Questo Istituto è stato fondato da Maria Oliva Bonaldo (1893-1976), originaria di Castelfranco veneto. Ancora lei vivente, le comunità, in occasione della ricorrenza del giorno del suo battesimo, il 27 marzo, le offrivano doni per farle festa. Maria Oliva pensò bene di orientare diversamente quanto riceveva; invitò, dunque, le sue consorelle ad offrirle doni “per Gesù” (parametri sacri decorati a mano, completini e altro per il decoro dell’altare) e per “i Gesù”, ovvero i poveri (capi di abbigliamento, contributi in cibo e denaro), che lei a sua volta donava alle Chiese povere. La passione per la Chiesa, maturata in Maria Oliva sin dall’età di vent’anni, si concretizzò nel dono dello Spirito di un carisma contemplativo-apostolico che, nel 1938, vide nascere i suoi primi germogli, con il sostegno del cardinale Adeodato Piazza. L’Istituto ottenne l’approvazione definitiva ed ufficiale dalla Santa Sede nel 1957.
Le Figlie della Chiesa operano in varie parti del mondo: in Italia, Madrid, Lourdes, Fatima, Tarso, India, Colombia, Ecuador, Bolivia, Brasile e dal 2016 anche nelle Filippine.
In occasione di questa festa importante, si sono radunate consorelle provenienti da varie realtà d’Italia come Foggia, Siena con giovani della cappella universitaria, Vicenza, Roma, ma anche dall’India, dal sud America etc. La messa mattutina è stata presieduta da mons. Vincenzo Paglia, presidente della Pontificia Accademia per la vita, nella splendida Casa generalizia, impreziosita dalle magnolie cinesi in fiore, sita in viale Vaticano 62 a Roma.

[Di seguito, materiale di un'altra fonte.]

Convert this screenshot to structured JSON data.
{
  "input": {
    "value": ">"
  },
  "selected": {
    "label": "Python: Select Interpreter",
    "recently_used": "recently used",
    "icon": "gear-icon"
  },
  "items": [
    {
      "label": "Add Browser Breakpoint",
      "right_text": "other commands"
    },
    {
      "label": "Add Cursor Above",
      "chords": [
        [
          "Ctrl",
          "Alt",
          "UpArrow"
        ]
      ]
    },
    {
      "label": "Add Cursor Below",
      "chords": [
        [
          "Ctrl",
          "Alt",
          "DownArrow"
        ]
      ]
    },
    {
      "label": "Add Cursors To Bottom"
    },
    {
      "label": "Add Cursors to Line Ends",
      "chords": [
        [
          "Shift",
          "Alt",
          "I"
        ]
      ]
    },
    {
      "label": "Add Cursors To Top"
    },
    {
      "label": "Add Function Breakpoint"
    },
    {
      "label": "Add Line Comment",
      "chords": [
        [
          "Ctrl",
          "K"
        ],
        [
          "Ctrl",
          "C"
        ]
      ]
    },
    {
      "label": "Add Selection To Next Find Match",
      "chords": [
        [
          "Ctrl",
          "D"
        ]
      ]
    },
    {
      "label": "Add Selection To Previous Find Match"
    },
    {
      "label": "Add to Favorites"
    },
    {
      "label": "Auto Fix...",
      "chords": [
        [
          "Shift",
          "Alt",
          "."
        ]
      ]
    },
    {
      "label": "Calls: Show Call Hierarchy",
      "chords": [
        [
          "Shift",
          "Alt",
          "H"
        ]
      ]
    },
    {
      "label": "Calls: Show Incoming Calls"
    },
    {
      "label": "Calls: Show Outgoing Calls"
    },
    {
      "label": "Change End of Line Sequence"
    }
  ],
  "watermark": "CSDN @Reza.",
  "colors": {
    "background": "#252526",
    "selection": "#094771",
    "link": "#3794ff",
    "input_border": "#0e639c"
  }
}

Dopo il pranzo fraterno, nel pomeriggio, le suore più giovani e altre giovani in cammino formativo hanno offerto alla Madre generale di origine indiana Sr. Theresa Purayidathil, un percorso originale “Expo2017”, con il quale hanno condotto consorelle e amici convenuti alla festa a scoprire nelle sale allestite della loro sede, piccoli momenti di vita comunitaria e pastorale delle comunità di tutto il mondo. Ogni sala è stata allestita con la proiezione di un video riguardante il luogo geografico di provenienza delle suore per far immedesimare lo spettatore al meglio nella realtà visitata, così vicina, ma alle volte così lontana dalla consuetudine. La sala del Consiglio, all’inizio del percorso, ha ospitato doni e costumi dell’America Latina, con i pesanti poncho per proteggersi dal freddo, con gli strumenti tipici, come quello che riproduce il suono della pioggia e i dolci dallo strano retrogusto salato. Nella biblioteca, corrispondente all’Europa, è stata allestita una mostra dell’Italia in miniatura con tutti i suoi simboli e prodotti, concentrandosi sulle città dove sono presenti le suore ed esponendo i doni che sono giunti da quei luoghi. In chiesa è stato presentato un video molto significativo sulla realtà delle Filippine, in cui la comunità si è avviata con successo da pochissimo, luglio 2016, grazie all’accoglienza del vescovo locale. E infine la sala abitualmente riservata ai sacerdoti ha catapultato le consorelle e i gli ospiti laici in un’atmosfera molto orientale, con cibi, profumi e oggetti tipici della cultura indiana.
Questo percorso ha portato ad una più feconda conoscenza di un Istituto che non solo si dedica alla preghiera contemplativa, soprattutto in adorazione del Santissimo Sacramento, ma che esprime, con amore incondizionato e gratuito, opere di apostolato attivo secondo le necessità delle chiese locali. Le sorelle condividono la passione per la Chiesa e, con la Chiesa, dell’intera umanità anche in realtà difficili, in Paesi interreligiosi (Turchia e India), o in Paesi colpiti da gravi problemi economici.

Martina Ragone

Comments are closed.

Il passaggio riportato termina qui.